The assault on the southern border by an avalanche of Central American youths – no small number of whom are late teenagers with gang and drug cartel connections – is met only with humanitarian consideration. Never mind that even Administration surveys show the motivation was not as the kept media contends chaotic conditions in the region but the widespread belief that illegals would be welcomed. Overarching is the Mexican collaboration in facilitating the thousand mile journey over its territory. Turning away from the violence incurred by the fight against and between the drug cartels, Mexican Pres. Enrique Peña Nieto is invited by U.S. Attorney-General Eric Holder to join in the federal government’s constitutional challenge of Arizona’s more stringent laws against illegal entrants as amicus juris, friend of the court, an historic precedent.

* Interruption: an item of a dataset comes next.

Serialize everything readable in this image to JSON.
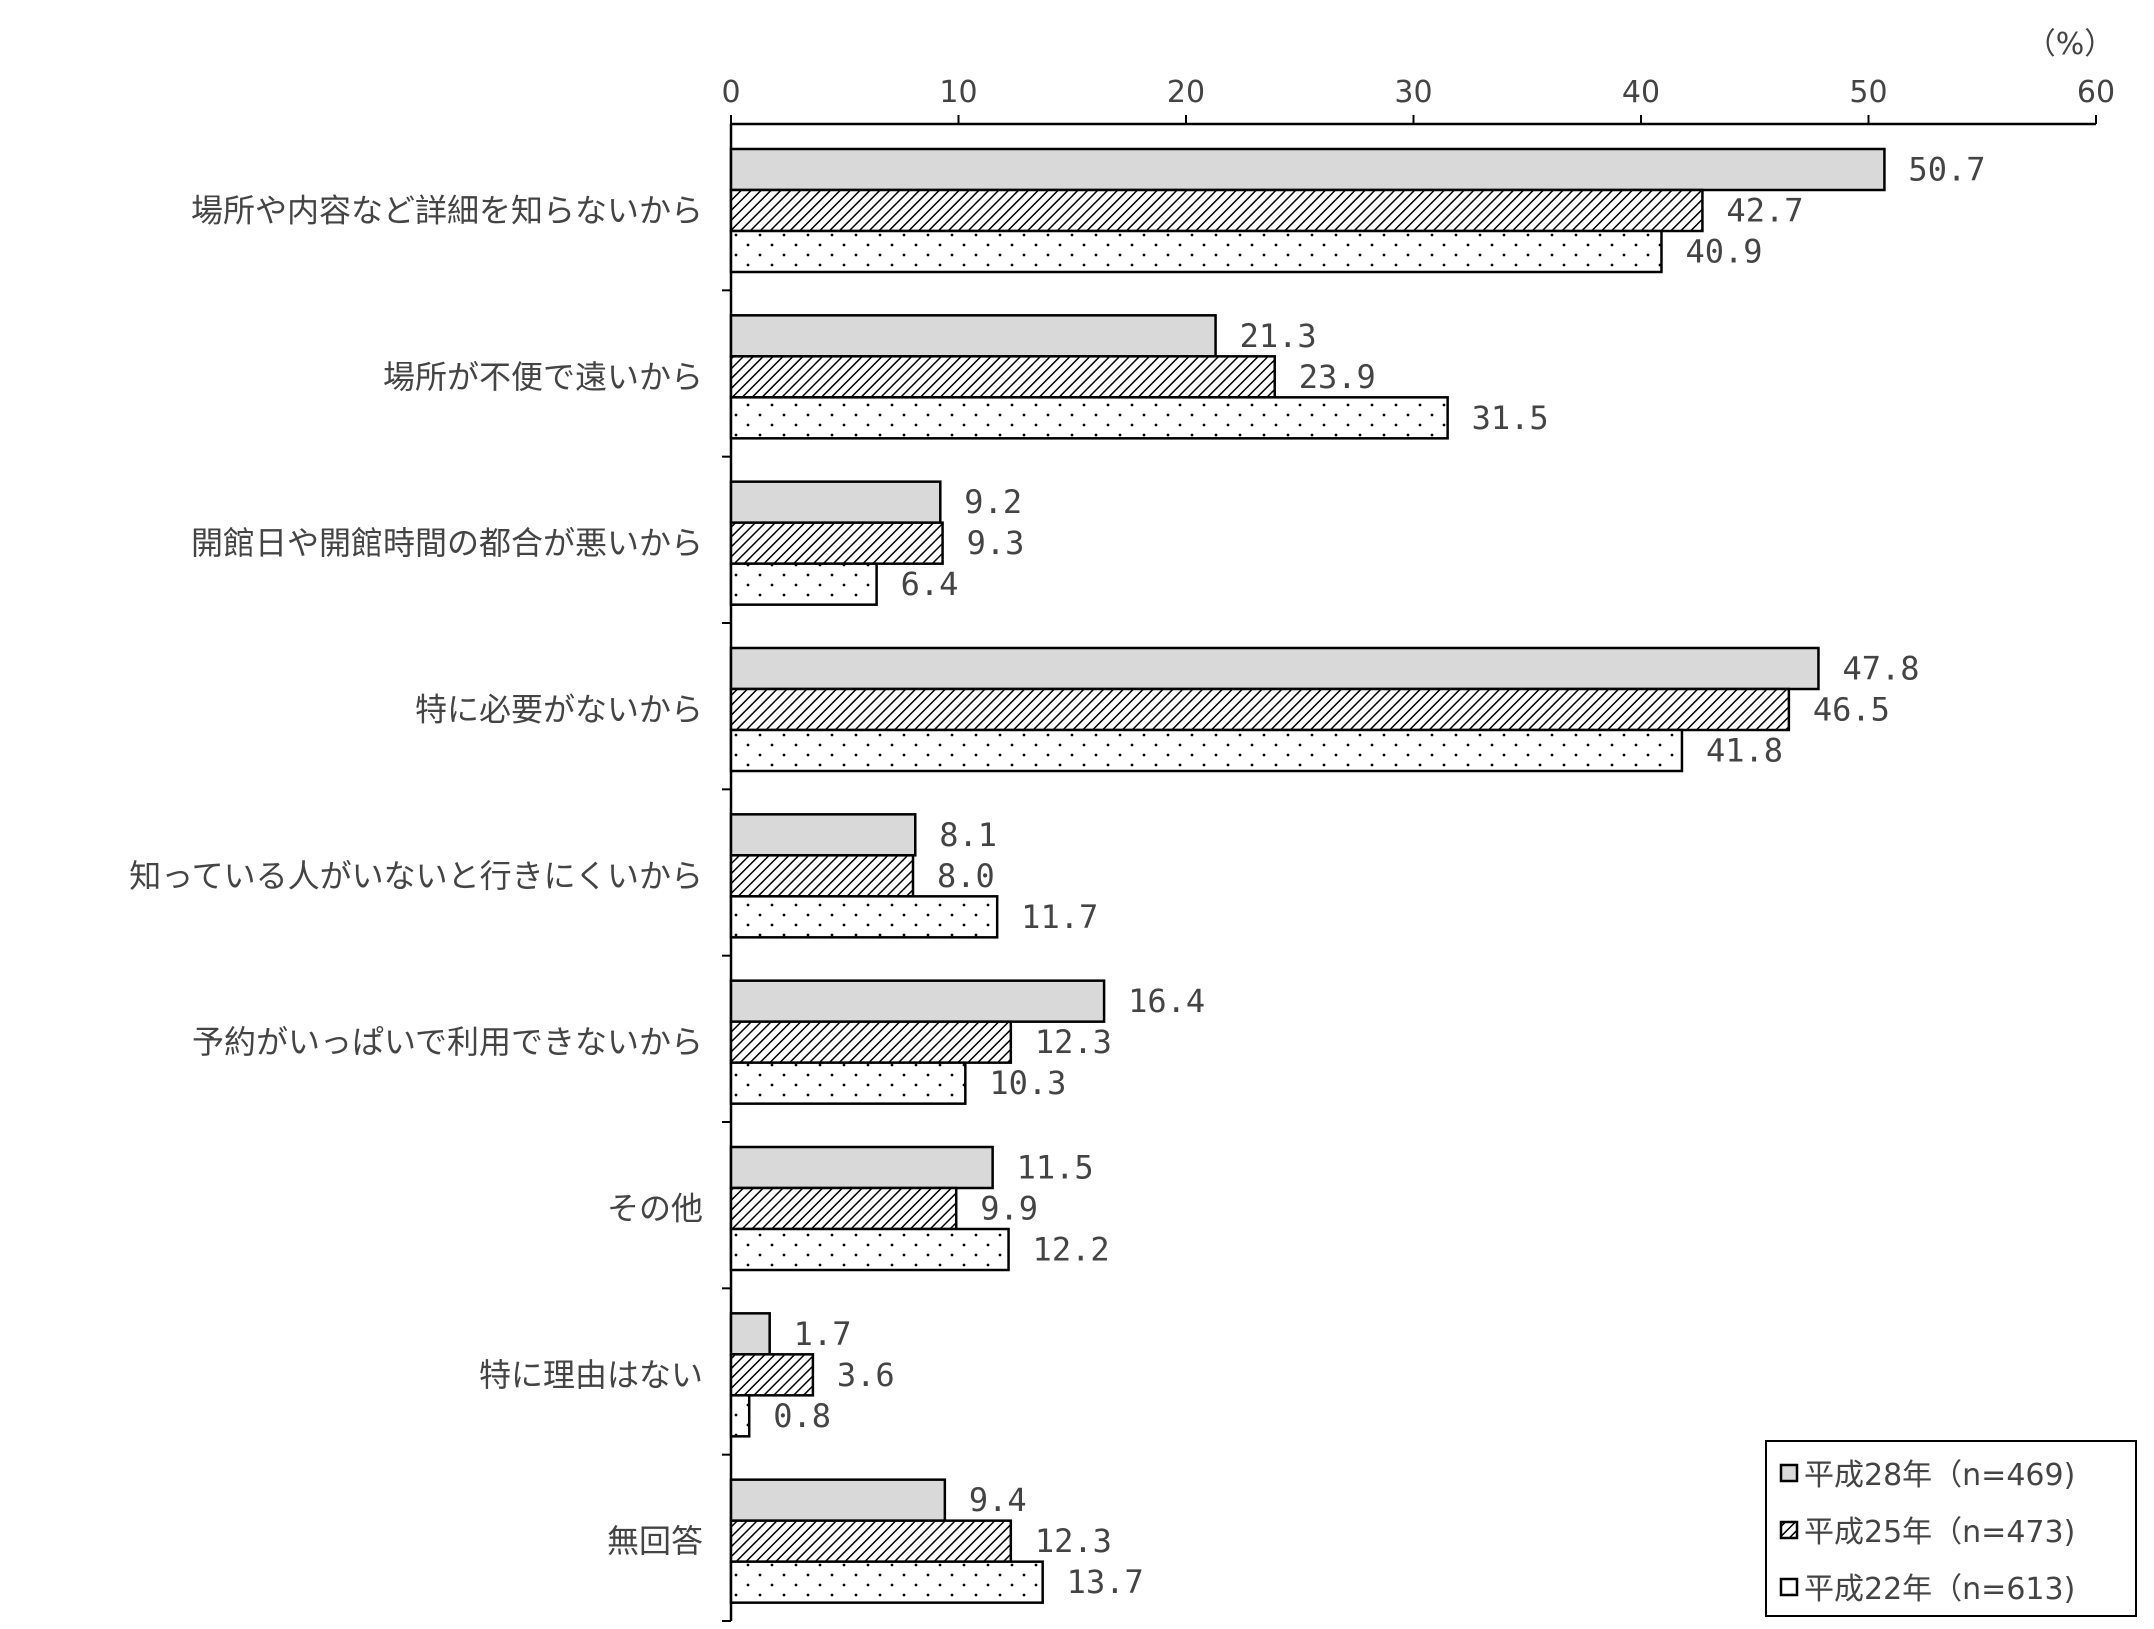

Any of these probes could, of course, become another dramatic incident further unsettling the world scene. But it is in their totality they suggest the amateurishness of the Obama Administration’s statecraft, its ideological weakness and its incompetence even judged from its own pronouncements and political self interest.

Already in a dangerous and volatile period, these continuing largely unmet tests of American resolve add to world insecurity and could be leading to new general war.